Invasive or Surgical Procedures 

  • Instruct patients to inform their healthcare professional that they are taking Xarelto before any invasive procedure (including dental procedures) is scheduled. 

Concomitant Medication and Herbals 

  • Advise patients to inform their physicians and dentists if they are taking, or plan to take, any prescription or over-the-counter drugs or herbals, so their healthcare professionals can evaluate potential interactions. 

Pregnancy and Pregnancy-Related Hemorrhage 

  • Advise patients to inform their physician immediately if they become pregnant or intend to become pregnant during treatment with Xarelto. 
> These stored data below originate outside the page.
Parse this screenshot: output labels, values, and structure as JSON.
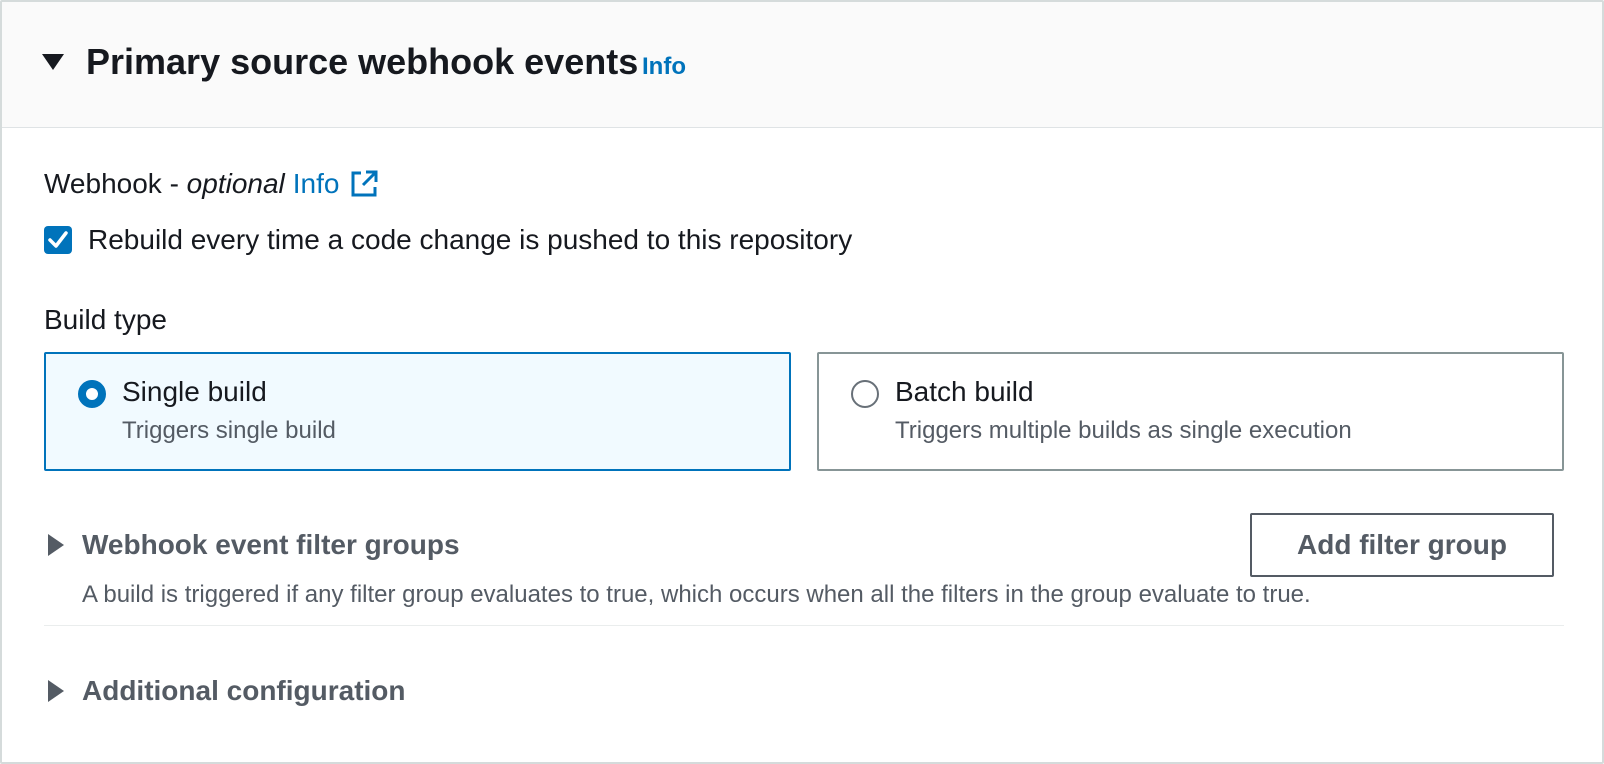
{
  "header": {
    "title": "Primary source webhook events",
    "info_label": "Info"
  },
  "webhook": {
    "label": "Webhook - ",
    "optional": "optional",
    "info_label": "Info",
    "checkbox_label": "Rebuild every time a code change is pushed to this repository",
    "checkbox_checked": true
  },
  "build_type": {
    "label": "Build type",
    "options": [
      {
        "title": "Single build",
        "description": "Triggers single build",
        "selected": true
      },
      {
        "title": "Batch build",
        "description": "Triggers multiple builds as single execution",
        "selected": false
      }
    ]
  },
  "filter_groups": {
    "title": "Webhook event filter groups",
    "description": "A build is triggered if any filter group evaluates to true, which occurs when all the filters in the group evaluate to true.",
    "add_button_label": "Add filter group"
  },
  "additional_config": {
    "title": "Additional configuration"
  },
  "colors": {
    "accent": "#0073bb",
    "header_bg": "#fafafa",
    "selected_tile_bg": "#f1faff",
    "secondary_text": "#545b64"
  },
  "icons": {
    "header_toggle": "caret-down-icon",
    "external_link": "external-link-icon",
    "checkbox_mark": "checkmark-icon",
    "expander": "caret-right-icon"
  }
}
  • Advise pregnant women receiving Xarelto to immediately report to their physician any bleeding or symptoms of blood loss. 

Lactation 

  • Advise patients to discuss with their physician the benefits and risks of Xarelto for the mother and for the child if they are nursing or intend to nurse during anticoagulant treatment. 

Females and Males of Reproductive Potential 

  • Advise patients who can become pregnant to discuss pregnancy planning with their physician.